Un film qui interroge l’histoire et l’avenir
En s’appuyant sur une esthétique épurée, sans effets superflus, Indépendance Tey mise sur l’authenticité. Les silences, les regards et les moments d’intimité priment, offrant une immersion réaliste dans les coulisses du militantisme. Le réalisateur évite l’héroïsation excessive, préférant montrer les failles, les hésitations et les désaccords de ses personnages.
Cette humanité crue est ce qui rend le film si percutant. Il ne s’agit pas seulement d’un documentaire politique, mais d’un portrait d’une génération en quête de son indépendance, soixante ans après celle du pays. Une génération qui refuse le fatalisme, malgré les désillusions et les sacrifices consentis.
La présence de la citation de Frantz Fanon, « Chaque génération doit, dans une relative opacité, affronter sa mission : la mener à bien ou la trahir », résonne tout au long du film. Elle résume l’esprit d’une œuvre qui n’est pas seulement un hommage au passé, mais un appel à agir pour l’avenir.
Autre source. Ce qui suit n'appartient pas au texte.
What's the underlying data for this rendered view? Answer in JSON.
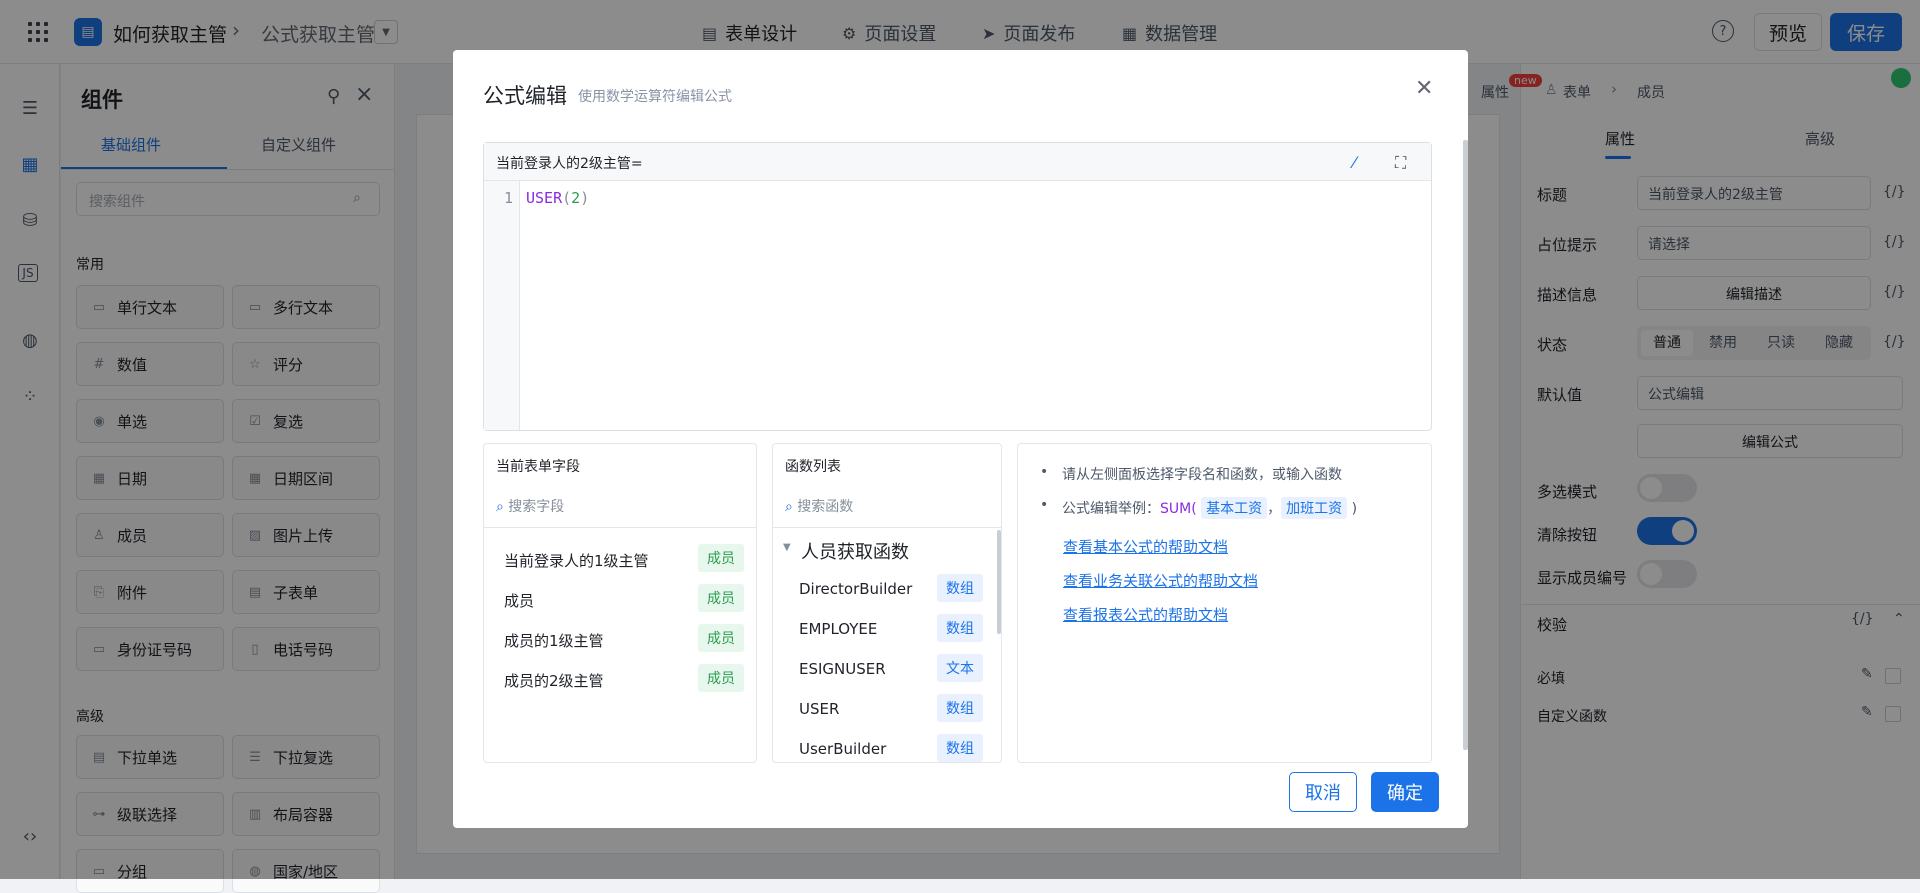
{
  "header": {
    "app_name": "如何获取主管",
    "form_name": "公式获取主管",
    "nav_tabs": [
      "表单设计",
      "页面设置",
      "页面发布",
      "数据管理"
    ],
    "help": "?",
    "preview": "预览",
    "save": "保存"
  },
  "left_panel": {
    "title": "组件",
    "tabs": [
      "基础组件",
      "自定义组件"
    ],
    "search_placeholder": "搜索组件",
    "section_common": "常用",
    "section_advanced": "高级",
    "components": [
      "单行文本",
      "多行文本",
      "数值",
      "评分",
      "单选",
      "复选",
      "日期",
      "日期区间",
      "成员",
      "图片上传",
      "附件",
      "子表单",
      "身份证号码",
      "电话号码"
    ],
    "advanced_components": [
      "下拉单选",
      "下拉复选",
      "级联选择",
      "布局容器",
      "分组",
      "国家/地区"
    ]
  },
  "right_panel": {
    "tab_badge": "new",
    "tab_attr_label": "属性",
    "breadcrumb": [
      "表单",
      "成员"
    ],
    "tabs": [
      "属性",
      "高级"
    ],
    "title_label": "标题",
    "title_value": "当前登录人的2级主管",
    "placeholder_label": "占位提示",
    "placeholder_value": "请选择",
    "desc_label": "描述信息",
    "desc_button": "编辑描述",
    "state_label": "状态",
    "states": [
      "普通",
      "禁用",
      "只读",
      "隐藏"
    ],
    "default_label": "默认值",
    "default_value": "公式编辑",
    "edit_formula": "编辑公式",
    "multi_label": "多选模式",
    "multi_on": false,
    "clear_label": "清除按钮",
    "clear_on": true,
    "show_no_label": "显示成员编号",
    "show_no_on": false,
    "validate_label": "校验",
    "required_label": "必填",
    "custom_fn_label": "自定义函数",
    "fx": "{/}"
  },
  "modal": {
    "title": "公式编辑",
    "subtitle": "使用数学运算符编辑公式",
    "editor_label": "当前登录人的2级主管=",
    "line_no": "1",
    "code_fn": "USER",
    "code_open": "(",
    "code_arg": "2",
    "code_close": ")",
    "fields_title": "当前表单字段",
    "fields_search": "搜索字段",
    "fields": [
      {
        "name": "当前登录人的1级主管",
        "tag": "成员"
      },
      {
        "name": "成员",
        "tag": "成员"
      },
      {
        "name": "成员的1级主管",
        "tag": "成员"
      },
      {
        "name": "成员的2级主管",
        "tag": "成员"
      }
    ],
    "func_title": "函数列表",
    "func_search": "搜索函数",
    "func_group": "人员获取函数",
    "functions": [
      {
        "name": "DirectorBuilder",
        "tag": "数组"
      },
      {
        "name": "EMPLOYEE",
        "tag": "数组"
      },
      {
        "name": "ESIGNUSER",
        "tag": "文本"
      },
      {
        "name": "USER",
        "tag": "数组"
      },
      {
        "name": "UserBuilder",
        "tag": "数组"
      }
    ],
    "help1": "请从左侧面板选择字段名和函数，或输入函数",
    "help2_prefix": "公式编辑举例：",
    "help2_fn": "SUM(",
    "help2_a": "基本工资",
    "help2_sep": "，",
    "help2_b": "加班工资",
    "help2_close": ")",
    "links": [
      "查看基本公式的帮助文档",
      "查看业务关联公式的帮助文档",
      "查看报表公式的帮助文档"
    ],
    "cancel": "取消",
    "confirm": "确定"
  }
}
Une reconnaissance internationale
Le parcours de Indépendance Tey confirme sa place dans le paysage cinématographique africain et international. Soutenu par des structures comme Sentoo, Produire au Sud ou DocA, le film a également été sélectionné au Durban FilmMart et bénéficie du soutien de fonds prestigieux tels que le CNC ou la Fédération internationale de la presse cinématographique.
Cette avant-première au Musée des Civilisations Noires a dépassé le cadre d’un simple événement cinématographique. Elle est devenue un espace de dialogue intergénérationnel, où le public a pu réfléchir au Sénégal d’hier, d’aujourd’hui et de demain. À travers Indépendance Tey, Abdou Lahat Fall ne signe pas seulement un film politique ; il offre un miroir tendu à une société en mouvement, une œuvre qui invite à penser l’engagement, la mémoire et l’espoir.